AIG, South Carolina’s Clemson University to Develop Risk & Analytics Center

November 3, 2015

American International Group, Inc. has announced an initial $4 million investment with Clemson University to develop a risk engineering and analytics center and to establish the Robert Benmosche Endowed Professorship in Risk Engineering and Systems Analytics, in honor of the company’s former president and chief executive officer.

The center, which will be based on Clemson’s South Carolina campus, will expand AIG’s engineering capabilities, complementing the company’s three-year investment in hiring 500 risk engineers and building an engineering and analytics center of excellence in Bangalore, India. AIG and Clemson will continue to explore ways to expand their partnership and collaboration.

The endowed professorship will develop curriculum and educational programs in the field of risk engineering and analytics, cultivate scientific investigation and research, recruit faculty, and create marketable technologies that advance the field.

The partnership will draw on Clemson’s engineering and research capabilities as well as AIG’s data and risk services. The center will aim to enhance the understanding of risk and ways to mitigate it, according to the company. Its mission will be to create a next-generation workforce skilled in risk engineering and systems analytics, develop technology-based tools to mitigate risk exposure, and facilitate the use of big data to make critical decisions.
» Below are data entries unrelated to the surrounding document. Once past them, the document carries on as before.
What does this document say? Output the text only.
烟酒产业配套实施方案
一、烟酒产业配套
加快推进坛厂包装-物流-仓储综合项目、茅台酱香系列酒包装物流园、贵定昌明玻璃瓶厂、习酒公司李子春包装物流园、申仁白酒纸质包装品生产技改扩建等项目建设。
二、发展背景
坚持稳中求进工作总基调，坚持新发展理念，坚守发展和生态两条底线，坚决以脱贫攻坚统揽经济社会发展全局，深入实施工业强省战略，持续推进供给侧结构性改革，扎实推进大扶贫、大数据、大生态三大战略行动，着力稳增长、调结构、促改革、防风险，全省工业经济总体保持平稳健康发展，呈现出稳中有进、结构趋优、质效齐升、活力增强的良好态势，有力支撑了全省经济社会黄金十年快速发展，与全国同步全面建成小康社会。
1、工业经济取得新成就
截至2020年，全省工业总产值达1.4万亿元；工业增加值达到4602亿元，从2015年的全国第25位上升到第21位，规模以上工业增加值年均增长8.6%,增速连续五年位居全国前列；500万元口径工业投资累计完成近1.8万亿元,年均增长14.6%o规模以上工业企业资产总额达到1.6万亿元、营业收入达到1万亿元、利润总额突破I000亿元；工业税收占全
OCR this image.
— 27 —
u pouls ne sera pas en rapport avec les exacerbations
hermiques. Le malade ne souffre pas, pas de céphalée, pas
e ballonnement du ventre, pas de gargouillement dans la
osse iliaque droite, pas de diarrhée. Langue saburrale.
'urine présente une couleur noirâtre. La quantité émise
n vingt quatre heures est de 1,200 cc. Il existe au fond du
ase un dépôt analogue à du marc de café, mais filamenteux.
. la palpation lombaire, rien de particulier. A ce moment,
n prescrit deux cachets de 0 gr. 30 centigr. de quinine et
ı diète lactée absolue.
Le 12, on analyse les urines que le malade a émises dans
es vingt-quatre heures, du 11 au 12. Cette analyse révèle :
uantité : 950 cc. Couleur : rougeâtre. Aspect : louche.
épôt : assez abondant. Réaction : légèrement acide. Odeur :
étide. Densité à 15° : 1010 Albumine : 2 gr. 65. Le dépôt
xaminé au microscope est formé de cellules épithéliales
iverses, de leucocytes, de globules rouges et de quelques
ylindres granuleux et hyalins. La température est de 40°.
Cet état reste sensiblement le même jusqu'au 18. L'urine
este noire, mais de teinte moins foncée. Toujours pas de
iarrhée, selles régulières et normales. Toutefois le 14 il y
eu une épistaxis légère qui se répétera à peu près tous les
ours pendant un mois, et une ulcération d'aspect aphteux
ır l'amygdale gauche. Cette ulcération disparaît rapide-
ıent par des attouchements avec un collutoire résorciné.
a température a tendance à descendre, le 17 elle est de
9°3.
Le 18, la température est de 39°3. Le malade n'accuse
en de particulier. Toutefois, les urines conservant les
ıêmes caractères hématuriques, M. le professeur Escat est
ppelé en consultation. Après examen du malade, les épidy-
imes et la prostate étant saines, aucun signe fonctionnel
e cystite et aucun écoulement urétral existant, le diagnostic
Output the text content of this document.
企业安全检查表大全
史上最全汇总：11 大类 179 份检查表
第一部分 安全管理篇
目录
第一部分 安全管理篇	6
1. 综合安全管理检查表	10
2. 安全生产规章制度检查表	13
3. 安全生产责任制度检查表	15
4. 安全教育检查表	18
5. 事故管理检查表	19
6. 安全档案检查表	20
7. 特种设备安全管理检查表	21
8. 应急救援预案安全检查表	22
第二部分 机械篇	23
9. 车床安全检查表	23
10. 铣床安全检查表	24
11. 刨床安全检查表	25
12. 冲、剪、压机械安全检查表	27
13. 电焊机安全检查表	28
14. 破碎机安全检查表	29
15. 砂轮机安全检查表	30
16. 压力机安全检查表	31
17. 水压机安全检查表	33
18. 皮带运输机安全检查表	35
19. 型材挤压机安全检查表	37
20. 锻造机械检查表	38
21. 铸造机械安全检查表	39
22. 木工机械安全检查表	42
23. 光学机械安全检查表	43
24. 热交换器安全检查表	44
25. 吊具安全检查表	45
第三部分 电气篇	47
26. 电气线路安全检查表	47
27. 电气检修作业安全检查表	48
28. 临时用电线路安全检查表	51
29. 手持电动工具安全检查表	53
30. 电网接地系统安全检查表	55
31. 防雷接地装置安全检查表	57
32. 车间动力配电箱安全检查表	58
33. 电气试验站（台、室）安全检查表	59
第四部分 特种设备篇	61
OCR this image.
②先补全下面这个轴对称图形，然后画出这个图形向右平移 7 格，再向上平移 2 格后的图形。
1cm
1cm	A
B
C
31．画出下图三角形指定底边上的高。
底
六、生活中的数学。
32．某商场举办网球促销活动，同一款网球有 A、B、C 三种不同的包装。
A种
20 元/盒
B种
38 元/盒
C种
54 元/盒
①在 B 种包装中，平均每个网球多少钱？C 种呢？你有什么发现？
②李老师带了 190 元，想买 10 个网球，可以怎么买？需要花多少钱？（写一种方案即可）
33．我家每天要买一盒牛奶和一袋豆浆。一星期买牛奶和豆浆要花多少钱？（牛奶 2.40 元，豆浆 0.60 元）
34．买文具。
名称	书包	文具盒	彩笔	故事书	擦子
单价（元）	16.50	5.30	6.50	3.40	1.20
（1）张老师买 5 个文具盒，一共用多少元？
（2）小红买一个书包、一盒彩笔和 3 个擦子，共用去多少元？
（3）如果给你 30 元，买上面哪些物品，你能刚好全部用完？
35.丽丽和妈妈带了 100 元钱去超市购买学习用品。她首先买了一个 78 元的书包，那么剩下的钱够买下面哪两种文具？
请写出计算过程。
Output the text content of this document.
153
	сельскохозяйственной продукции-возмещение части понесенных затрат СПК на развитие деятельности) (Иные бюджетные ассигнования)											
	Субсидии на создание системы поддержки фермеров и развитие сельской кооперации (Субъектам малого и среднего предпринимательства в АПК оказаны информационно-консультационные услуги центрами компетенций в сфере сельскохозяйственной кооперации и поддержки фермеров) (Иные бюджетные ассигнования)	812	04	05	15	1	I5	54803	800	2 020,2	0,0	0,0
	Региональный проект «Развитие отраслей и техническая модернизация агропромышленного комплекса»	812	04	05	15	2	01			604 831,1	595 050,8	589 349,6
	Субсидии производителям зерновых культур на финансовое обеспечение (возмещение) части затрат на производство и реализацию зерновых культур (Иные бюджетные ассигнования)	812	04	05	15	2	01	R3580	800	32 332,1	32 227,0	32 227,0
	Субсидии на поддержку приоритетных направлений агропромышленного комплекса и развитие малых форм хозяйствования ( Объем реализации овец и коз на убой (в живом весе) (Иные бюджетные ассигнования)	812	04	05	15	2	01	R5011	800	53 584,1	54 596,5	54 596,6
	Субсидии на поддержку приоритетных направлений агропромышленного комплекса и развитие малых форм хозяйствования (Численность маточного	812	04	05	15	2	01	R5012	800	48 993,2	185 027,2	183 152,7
According to John Doyle, chief executive officer, Commercial Insurance, AIG, the endowment professorship honors Benmosche, “who recognized early the tremendous value an offer clients through engineering and analytics.”

Key areas of research for the risk engineering and analytics center will include:

  • Improving cybersecurity to make systems less vulnerable to natural and manmade disasters
  • Catastrophe modeling
  • Supply chain and logistics risk
  • Loss modeling and tool development
  • Dynamic pricing models for emerging countries
  • Predictive risk modeling
  • A coastal resilience initiative focused on risks from hurricanes, floods, and other natural disasters
  • Enhanced capacity to analyze unstructured data to benchmark frequent loss events and causes

Clemson will provide loss-prevention training with real-world and virtual reality-based exercises. The center will train analysts to join members of AIG’s loss-prevention team, with a special emphasis on understanding risks and how best to prevent and mitigate them.

In addition, online curricula will be created offering graduate certificates in risk engineering, systems analytics, catastrophe modeling, and enterprise risk management. Courses will include decision-making under uncertainty, performance assessment of deteriorating systems, and post-disaster response and recovery. The certificates can be combined to meet requirements for a master’s degree now under development.

“We are pleased to team with AIG,” Clemson President James P. Clements said. “We have the opportunity to play a leadership role in research and education that can save lives and property. This important work will directly benefit multiple stakeholders, including Clemson’s students and faculty and AIG’s clients.”

Dr. James Martin, the center’s director and chair of Clemson’s Glenn Department of Civil Engineering, said that AIG will benefit from the school’s intellectual capital, faculty, and supercomputing power of its Palmetto Cluster computer.